Tech firms lead slide as trade worries weigh on US stocks

A slide in technology companies helped pull US stocks lower on Monday, ending a five-day winning streak for the market.

The sell-off came amid speculation that the Trump administration was preparing to impose tariffs on another 200 billion dollars of Chinese goods.

The two governments have already imposed 25% tariffs on 50 billion dollars of each other’s goods, and another round of tariffs would represent a significant escalation in the trade dispute between the world’s two largest economies.

Investors used the prospect of a deeper trade conflict to take some profits, especially in technology stocks, the market’s biggest gainers this year.

Department stores and other consumer-focused companies also accounted for a big slice of the losses.

Safe-play sectors like real estate and utilities rose. Oil prices fell, erasing early gains.

The S&P 500 index fell 16.18 points, or 0.6%, to 2,888.80, and the Dow Jones Industrial Average lost 92.55 points, or 0.4%, to 26,062.12.

The tech-heavy Nasdaq composite gave up 114.25 points, or 1.4%, to 7,895.79, and the Russell 2000 index of smaller companies fell 18.17 points, or 1.1%, to 1,703.55.

Most stocks closed lower on the New York Stock Exchange.

The US has been locked in an escalating trade dispute with China, its biggest trading partner.

Washington claims Beijing uses predatory tactics to acquire technology know-how in an effort to overtake America’s global supremacy in technology.

Over the weekend, reports indicated the White House was set to announce tariffs on 200 billion dollars more in Chinese imports as soon as Monday. Beijing has said it would swiftly retaliate.

The uncertainty over the trade dispute has at times rocked the market, but not derailed it from notching gains on the strength of strong corporate earnings and a growing US economy. That suggests many investors, for now, expect both sides will ultimately work out a deal.

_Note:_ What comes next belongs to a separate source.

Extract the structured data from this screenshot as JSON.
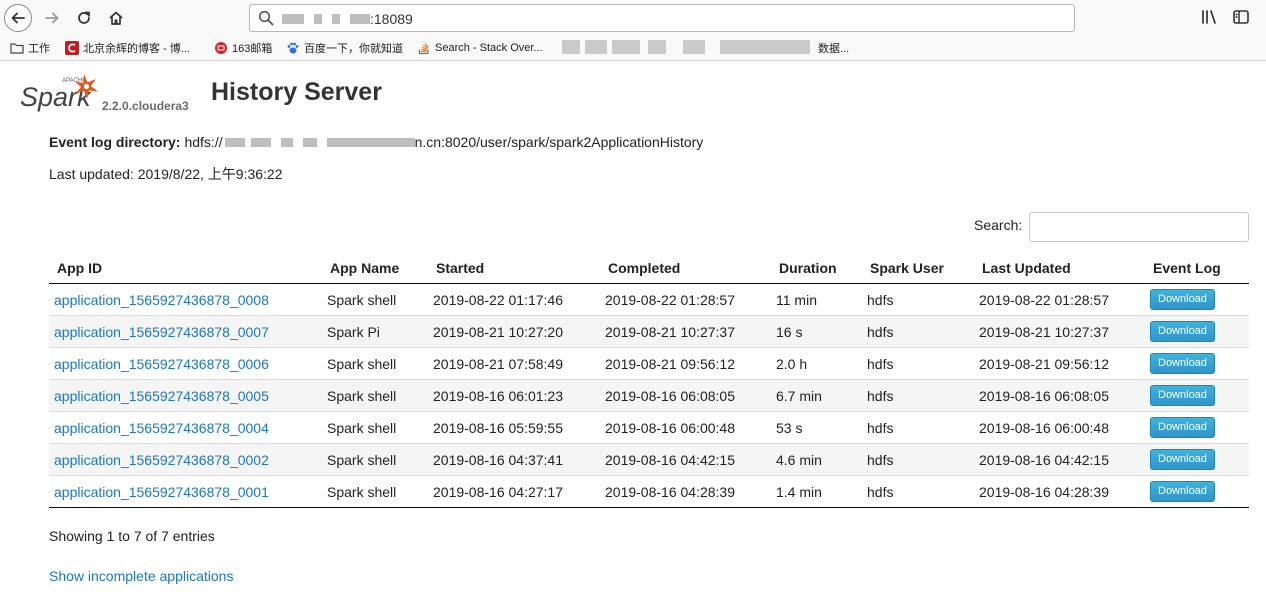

“It’s a short-term, immediate-term thorn in the market’s side,” said Ted Theodore, chief investment officer of TrimTabs Asset Management. “A big part of it is not knowing what the game plan is.”

Technology companies led the market’s slide. Apple lost 2.7% to 217.88 dollars, while Netflix slumped 3.9% to 350.35 dollars. Twitter fell 4.2% to 28.86 dollars after an analyst cut the price target on the social media company.

Amazon.com lost 3.2% to 1,908.03 dollars after The Wall Street Journal reported that the online retail giant is investigating suspected bribes and data leaks of its employees.

Several big department store chains declined. Macy’s slid 3.1% to 35.16 dollars, Kohl’s lost 2% to 79.26 dollars, and Gap gave up 2.6% to 27.05 dollars.

Traders bid up shares in companies that got favourable news from government regulators.

Teva Pharmaceutical climbed 2.5% to 23.43 dollars after the Food and Drug Administration approved the drugmaker’s preventative migraine treatment.

Express Scripts jumped 3.7% to 95.23 dollars after regulators cleared the way for Cigna to buy it. Cigna rose 1.4% to 197.84 dollars.

Bond prices were little changed. The yield on the 10-year Treasury held at 2.99%.

The dollar fell to 111.18 yen from 112.03 on Friday, and the euro strengthened to 1.1686 dollars from 1.1632.

Oil prices declined, wiping out gains from earlier in the day. Benchmark US crude lost 0.1% to settle at 68.91 dollars a barrel in New York. Brent crude, used to price international oils, fell 0.1% to close at 78.05 dollars a barrel in London.

In other energy trading, wholesale gasoline slipped 0.3% to 1.98 dollars a gallon, heating oil fell 0.1% to 2.21 dollars a gallon, and natural gas jumped 1.7% to 2.81 dollars per 1,000 cubic feet.

Gold rose 0.4% to 1,205.80 dollars an ounce, silver added 0.6% to 14.22 dollars an ounce, and copper gained 0.2% to 2.65 dollars a pound.